Teenage Depression

Teenage depression is a common enough phenomenon in today’s adolescents. This is attributed to the stress associated with the normal maturation process combined with surging hormones that are found during this period in life. Youngsters who experience loss or have learning, conduct, or anxiety disorders are more prone to bouts of depression than others. Problems at home or parents who suffer from depression make some youngsters more vulnerable to teenage depression. Many also turn to suicide, finding themselves unable to deal with their mental condition. Characteristics of depression in children are different from those found in adults.

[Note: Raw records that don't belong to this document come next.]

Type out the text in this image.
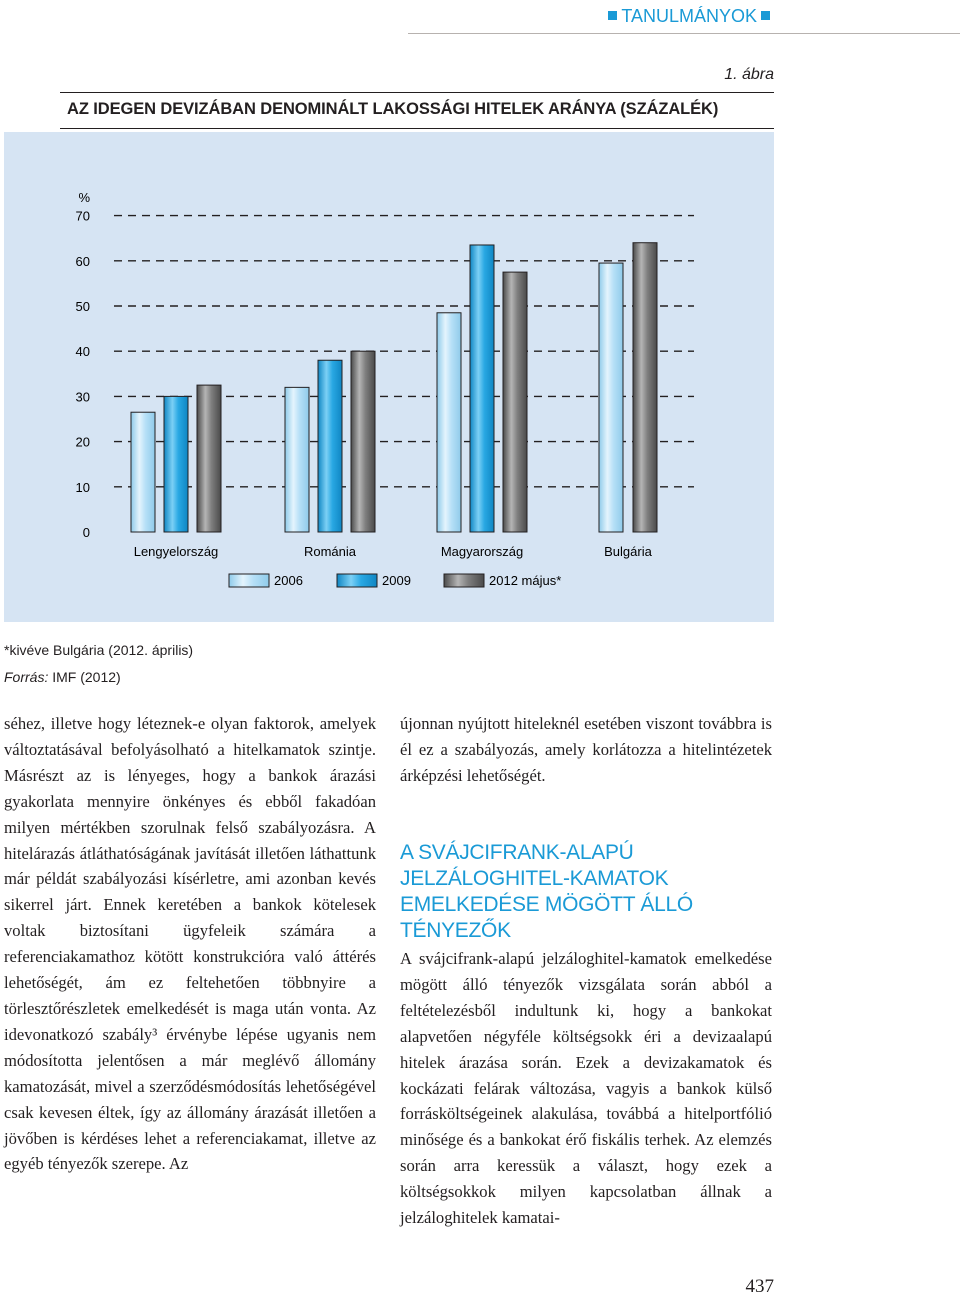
TANULMÁNYOK
1. ábra
AZ IDEGEN DEVIZÁBAN DENOMINÁLT LAKOSSÁGI HITELEK ARÁNYA (SZÁZALÉK)
%
0
10
20
30
40
50
60
70
Lengyelország	Románia	Magyarország	Bulgária
2006	2009	2012 május*
*kivéve Bulgária (2012. április)
Forrás: IMF (2012)

séhez, illetve hogy léteznek-e olyan faktorok, amelyek változtatásával befolyásolható a hitelkamatok szintje. Másrészt az is lényeges, hogy a bankok árazási gyakorlata mennyire önkényes és ebből fakadóan milyen mértékben szorulnak felső szabályozásra. A hitelárazás átláthatóságának javítását illetően láthattunk már példát szabályozási kísérletre, ami azonban kevés sikerrel járt. Ennek keretében a bankok kötelesek voltak biztosítani ügyfeleik számára a referenciakamathoz kötött konstrukcióra való áttérés lehetőségét, ám ez feltehetően többnyire a törlesztőrészletek emelkedését is maga után vonta. Az idevonatkozó szabály³ érvénybe lépése ugyanis nem módosította jelentősen a már meglévő állomány kamatozását, mivel a szerződésmódosítás lehetőségével csak kevesen éltek, így az állomány árazását illetően a jövőben is kérdéses lehet a referenciakamat, illetve az egyéb tényezők szerepe. Az

újonnan nyújtott hiteleknél esetében viszont továbbra is él ez a szabályozás, amely korlátozza a hitelintézetek árképzési lehetőségét.

A SVÁJCIFRANK-ALAPÚ JELZÁLOGHITEL-KAMATOK EMELKEDÉSE MÖGÖTT ÁLLÓ TÉNYEZŐK

A svájcifrank-alapú jelzáloghitel-kamatok emelkedése mögött álló tényezők vizsgálata során abból a feltételezésből indultunk ki, hogy a bankokat alapvetően négyféle költségsokk éri a devizaalapú hitelek árazása során. Ezek a devizakamatok és kockázati felárak változása, vagyis a bankok külső forrásköltségeinek alakulása, továbbá a hitelportfólió minősége és a bankokat érő fiskális terhek. Az elemzés során arra keressük a választ, hogy ezek a költségsokkok milyen kapcsolatban állnak a jelzáloghitelek kamatai-

437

A continuously depressed state of mind, poor performance in school and other social activities, problematic relationships with friends and family, excessive sleeping, obsession with death, and other such negative behaviors are indications of teenage depression. Some teenagers may turn pessimistic, take to wearing black clothes, and feel their life is not worth living. Those affected by teenage depression may show persistent boredom, low energy, low self-esteem, guilt, increased anger and hostility, frequent physical illness, increasing absence from school, poor concentration, and major deviations in food habits or sleep patterns. The fact that about 15 to 20 percent of American teens have experienced depression at some time is an indication about how widespread the condition is.

Similarly girls have been found to be twice as susceptible as boys to teenage depression. Anti-depressant medication is usually an essential part of the therapy but considering the age of the patients and their tendency towards addiction, this is not a suggested course of treatment according to many experts. You can get a referral to a therapist by asking your family doctor or physician. You will need to find someone who will be able to establish a rapport with your teenager. Factors to consider when choosing a therapist are qualifications, licensing, and years of expertise.